List<string> path = new List<string>();
foreach (string parent in lookup.Keys)
{
if (lookup.ContainsKey(parent))
AddToTree(lookup, path, parent);
}
}
private void AddToTree(Dictionary<string, IEnumerable<string>> lookup,
IEnumerable<string> path, string name)
{
IEnumerable<string> children;
if (lookup.TryGetValue(name, out children))
{
path.Add(name);
foreach (string child in children)
AddToTree(lookup, newPath, child);
path.Remove(name);
}
// Snip "else" block - again, this part is the same as before ...
}
like rubens, I tried both, but a little better I think A Generic Tree Collection
this tree collection got some nice functionality build-in to move around the tree, go read the whole article
sample with the link above
Static Class Module1
{
public static void Main()
{
Common.ITree<myObj> myTree = default(Common.ITree<myObj>);
myObj a = new myObj("a");
myObj b = new myObj("b");
myObj c = new myObj("c");
myObj d = new myObj("d");
myTree = Common.NodeTree<myObj>.NewTree;
myTree.InsertChild(a).InsertChild(b).InsertChild(c).Parent.Parent.InsertNext(a).InsertChild(b).InsertChild(d).Parent.Parent.InsertNext(b).InsertChild(c).Parent.InsertNext(b).InsertChild(d);
Console.WriteLine(myTree.ToStringRecursive);
Console.ReadKey();
}
}
Class myObj
{
public string text;
public myObj(string value)
{
text = value;
}
public override string ToString()
{
return text;
}
}
would be exactly what you just showed
-A
--B
---C
-A
--B
---D
-B
--C
-B
--D
If I understand this correctly, what you're trying to do is take one tree and transform it into another. The transformation essentially takes each non-leaf-node in the input tree and creates a node for it (and its descendants) in the output tree.

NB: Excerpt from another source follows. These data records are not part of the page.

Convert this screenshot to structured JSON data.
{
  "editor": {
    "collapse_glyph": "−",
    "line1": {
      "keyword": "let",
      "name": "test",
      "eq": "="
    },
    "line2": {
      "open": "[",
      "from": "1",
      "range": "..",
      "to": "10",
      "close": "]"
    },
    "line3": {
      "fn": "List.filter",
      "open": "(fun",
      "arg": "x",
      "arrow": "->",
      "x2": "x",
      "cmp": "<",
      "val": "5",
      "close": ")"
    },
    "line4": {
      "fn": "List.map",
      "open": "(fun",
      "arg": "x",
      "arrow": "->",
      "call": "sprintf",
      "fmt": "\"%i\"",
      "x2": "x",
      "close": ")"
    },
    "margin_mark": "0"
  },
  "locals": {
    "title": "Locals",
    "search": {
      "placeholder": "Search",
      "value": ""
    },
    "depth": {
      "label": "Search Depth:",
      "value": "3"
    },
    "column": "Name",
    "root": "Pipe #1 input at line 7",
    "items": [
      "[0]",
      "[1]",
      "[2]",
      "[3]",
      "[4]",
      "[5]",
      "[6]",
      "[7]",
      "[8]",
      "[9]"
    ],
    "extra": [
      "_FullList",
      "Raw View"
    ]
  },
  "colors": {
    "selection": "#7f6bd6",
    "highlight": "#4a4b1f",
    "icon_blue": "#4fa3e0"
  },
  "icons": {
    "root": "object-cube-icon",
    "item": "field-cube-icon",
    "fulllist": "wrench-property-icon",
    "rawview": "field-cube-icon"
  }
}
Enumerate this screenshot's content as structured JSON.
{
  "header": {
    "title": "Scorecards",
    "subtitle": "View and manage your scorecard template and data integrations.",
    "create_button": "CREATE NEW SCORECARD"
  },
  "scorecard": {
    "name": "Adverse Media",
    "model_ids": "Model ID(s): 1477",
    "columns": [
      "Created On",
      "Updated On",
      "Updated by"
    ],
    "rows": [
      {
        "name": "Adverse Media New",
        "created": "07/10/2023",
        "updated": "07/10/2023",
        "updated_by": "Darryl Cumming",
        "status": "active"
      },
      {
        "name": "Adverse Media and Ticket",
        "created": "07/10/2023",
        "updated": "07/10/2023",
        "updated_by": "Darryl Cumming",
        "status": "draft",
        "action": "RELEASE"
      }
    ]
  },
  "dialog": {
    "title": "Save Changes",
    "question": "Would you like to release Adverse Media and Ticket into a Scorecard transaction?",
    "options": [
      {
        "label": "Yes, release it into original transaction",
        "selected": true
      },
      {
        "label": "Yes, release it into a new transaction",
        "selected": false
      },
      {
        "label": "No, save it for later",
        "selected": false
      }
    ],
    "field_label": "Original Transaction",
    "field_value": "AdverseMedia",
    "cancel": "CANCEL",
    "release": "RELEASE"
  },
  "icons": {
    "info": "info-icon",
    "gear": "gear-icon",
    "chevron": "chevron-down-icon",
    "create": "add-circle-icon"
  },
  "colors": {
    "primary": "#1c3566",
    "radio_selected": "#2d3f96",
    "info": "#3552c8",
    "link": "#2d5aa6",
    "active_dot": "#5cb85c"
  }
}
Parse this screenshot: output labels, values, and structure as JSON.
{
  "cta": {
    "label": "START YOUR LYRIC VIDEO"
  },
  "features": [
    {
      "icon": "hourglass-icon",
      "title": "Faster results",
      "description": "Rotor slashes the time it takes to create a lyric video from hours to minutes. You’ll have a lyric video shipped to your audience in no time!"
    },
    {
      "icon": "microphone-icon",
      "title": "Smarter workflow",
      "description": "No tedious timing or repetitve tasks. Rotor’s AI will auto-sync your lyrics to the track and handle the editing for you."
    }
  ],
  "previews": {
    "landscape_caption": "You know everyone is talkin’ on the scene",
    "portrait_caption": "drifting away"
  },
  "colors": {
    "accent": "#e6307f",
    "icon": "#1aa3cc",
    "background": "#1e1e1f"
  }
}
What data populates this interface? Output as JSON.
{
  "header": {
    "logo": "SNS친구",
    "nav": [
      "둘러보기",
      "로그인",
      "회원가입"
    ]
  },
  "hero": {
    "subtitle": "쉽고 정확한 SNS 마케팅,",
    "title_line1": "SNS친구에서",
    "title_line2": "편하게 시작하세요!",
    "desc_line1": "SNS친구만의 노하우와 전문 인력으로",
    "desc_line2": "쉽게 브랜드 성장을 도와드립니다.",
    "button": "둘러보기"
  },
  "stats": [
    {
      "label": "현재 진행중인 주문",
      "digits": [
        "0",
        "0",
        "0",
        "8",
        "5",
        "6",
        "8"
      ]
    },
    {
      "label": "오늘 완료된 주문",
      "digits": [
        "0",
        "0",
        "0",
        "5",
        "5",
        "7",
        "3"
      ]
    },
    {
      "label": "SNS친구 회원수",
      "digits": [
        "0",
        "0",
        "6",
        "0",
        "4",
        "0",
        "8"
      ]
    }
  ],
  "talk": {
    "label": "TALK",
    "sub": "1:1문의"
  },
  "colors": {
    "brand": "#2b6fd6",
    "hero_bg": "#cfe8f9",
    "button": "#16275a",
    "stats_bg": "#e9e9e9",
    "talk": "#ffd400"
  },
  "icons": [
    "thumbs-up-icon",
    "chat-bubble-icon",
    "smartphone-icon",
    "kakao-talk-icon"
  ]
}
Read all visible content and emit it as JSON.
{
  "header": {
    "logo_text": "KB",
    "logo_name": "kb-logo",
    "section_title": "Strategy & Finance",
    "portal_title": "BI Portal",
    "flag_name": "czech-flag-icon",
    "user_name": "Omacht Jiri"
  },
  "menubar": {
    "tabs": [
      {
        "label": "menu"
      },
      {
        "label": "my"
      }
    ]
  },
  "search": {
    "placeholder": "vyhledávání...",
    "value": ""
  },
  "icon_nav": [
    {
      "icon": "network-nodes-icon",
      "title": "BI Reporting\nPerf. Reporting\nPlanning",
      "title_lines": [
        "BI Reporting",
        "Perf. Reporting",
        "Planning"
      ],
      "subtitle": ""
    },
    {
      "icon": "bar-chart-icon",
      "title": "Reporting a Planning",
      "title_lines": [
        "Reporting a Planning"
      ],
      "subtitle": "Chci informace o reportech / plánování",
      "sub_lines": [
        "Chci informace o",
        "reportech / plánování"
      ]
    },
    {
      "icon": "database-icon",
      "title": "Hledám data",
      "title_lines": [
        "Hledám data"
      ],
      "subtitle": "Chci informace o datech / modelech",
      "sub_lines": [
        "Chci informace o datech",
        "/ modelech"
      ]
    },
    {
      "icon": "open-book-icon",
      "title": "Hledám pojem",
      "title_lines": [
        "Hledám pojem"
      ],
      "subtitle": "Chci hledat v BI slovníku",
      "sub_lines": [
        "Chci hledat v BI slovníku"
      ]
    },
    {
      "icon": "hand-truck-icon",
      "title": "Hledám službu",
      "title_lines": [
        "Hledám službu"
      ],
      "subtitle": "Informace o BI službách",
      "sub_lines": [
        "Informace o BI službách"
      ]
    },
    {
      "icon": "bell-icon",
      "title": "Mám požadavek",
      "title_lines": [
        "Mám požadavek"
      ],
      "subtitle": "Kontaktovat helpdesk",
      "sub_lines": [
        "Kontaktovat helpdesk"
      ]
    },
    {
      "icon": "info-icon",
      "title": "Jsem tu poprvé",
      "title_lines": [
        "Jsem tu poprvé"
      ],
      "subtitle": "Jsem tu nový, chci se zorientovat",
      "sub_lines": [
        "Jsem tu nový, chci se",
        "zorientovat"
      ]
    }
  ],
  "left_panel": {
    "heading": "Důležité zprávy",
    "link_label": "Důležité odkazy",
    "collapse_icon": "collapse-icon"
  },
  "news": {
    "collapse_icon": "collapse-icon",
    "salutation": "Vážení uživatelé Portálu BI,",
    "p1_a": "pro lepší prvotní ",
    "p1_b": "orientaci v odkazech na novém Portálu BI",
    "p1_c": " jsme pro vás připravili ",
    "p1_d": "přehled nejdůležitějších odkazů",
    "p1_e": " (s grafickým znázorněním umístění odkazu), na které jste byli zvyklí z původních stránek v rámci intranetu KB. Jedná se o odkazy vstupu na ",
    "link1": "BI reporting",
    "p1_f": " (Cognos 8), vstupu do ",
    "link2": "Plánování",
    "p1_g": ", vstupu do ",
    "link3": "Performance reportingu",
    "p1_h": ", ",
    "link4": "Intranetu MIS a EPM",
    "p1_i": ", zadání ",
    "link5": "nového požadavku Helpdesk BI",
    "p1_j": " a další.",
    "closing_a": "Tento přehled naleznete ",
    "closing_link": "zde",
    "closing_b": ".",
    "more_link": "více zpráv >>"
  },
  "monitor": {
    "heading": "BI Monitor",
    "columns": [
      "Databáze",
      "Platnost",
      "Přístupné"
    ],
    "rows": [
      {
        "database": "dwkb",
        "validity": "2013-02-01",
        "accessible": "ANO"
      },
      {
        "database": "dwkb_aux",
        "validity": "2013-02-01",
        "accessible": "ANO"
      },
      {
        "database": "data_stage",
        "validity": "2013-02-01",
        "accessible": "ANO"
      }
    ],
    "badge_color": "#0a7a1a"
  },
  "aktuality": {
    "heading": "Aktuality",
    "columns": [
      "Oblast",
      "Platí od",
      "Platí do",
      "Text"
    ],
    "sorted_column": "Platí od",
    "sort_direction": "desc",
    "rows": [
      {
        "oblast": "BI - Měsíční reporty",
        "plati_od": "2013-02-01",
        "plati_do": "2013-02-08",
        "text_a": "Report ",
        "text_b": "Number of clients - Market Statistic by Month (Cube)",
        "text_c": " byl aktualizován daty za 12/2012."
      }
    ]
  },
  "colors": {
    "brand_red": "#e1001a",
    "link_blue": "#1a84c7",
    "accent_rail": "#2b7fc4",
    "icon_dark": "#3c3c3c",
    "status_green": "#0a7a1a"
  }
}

First off, you'll be happier if you design a data structure for your nodes that is genuinely recursive:
public class Node
{
public Node Parent { get; private set; }
public IEnumerable<Node> Children { get; private set; }
public bool HasChildren { get { return Children.Count() > 0; } }
public Node()
{
Children = new List<Node>();
}
}
Your MyObject class represents parent/child relationships between string values. As long as you're able to implement a FindChildren() method that returns the child values for a given parent value, using this class to rationalize the parent/child relationships is straightforward:
public string Value { get; set; }
public static Node Create(string parentKey)
{
Node n = new Node();
n.Value = parentKey;
foreach (string childKey in FindChildren(parentKey))
{
Node child = n.Children.Add(Node.Create(childKey));
child.Parent = n;
}
return n;
}
It's simple to implement a property that returns a node's descendants:
public IEnumerable<Node> Descendants
{
get
{
foreach (Node child in Children)
{
yield return child;
foreach (Node descendant in child.Descendants)
{
yield return descendant;
}
}
}
}
To add a Node to a TreeView, you need two methods. (Note that these aren't methods of the Node class!) I've made them overloads, but an argument can be made for giving them different names:
public void AddNode(Node n, TreeView tv)
{
TreeNode tn = tv.Nodes.Add(n.Value);
tn.Tag = n;
foreach (Node child in n.Children)
{
AddNode(child, tn);
}
}
public void AddNode(Node n, TreeNode parent)
{
TreeNode tn = parent.Nodes.Add(n.Value);
parent.Tag = n;
foreach (Node child in n.Children)
{
AddNode(child, tn);
}
}
I'm setting the Tag on each TreeNode so that you can find your way back to the original Node.
So to initialize your TreeView from a list of top-level parent keys, you need a method like this:
public void PopulateTreeView(IEnumerable<string> parents, TreeView t)
{
foreach (string parentKey in parents)
{
Node n = Node.Create(parentKey);
AddNode(n, t);
foreach (Node descendant in n.Descendants)
{
if (n.HasChildren)
{
AddNode(descendant, t);
}
}
}
}
Edit:
I didn't quite understand how your MyObject class was working; I think I do now, and I've edited this accordingly.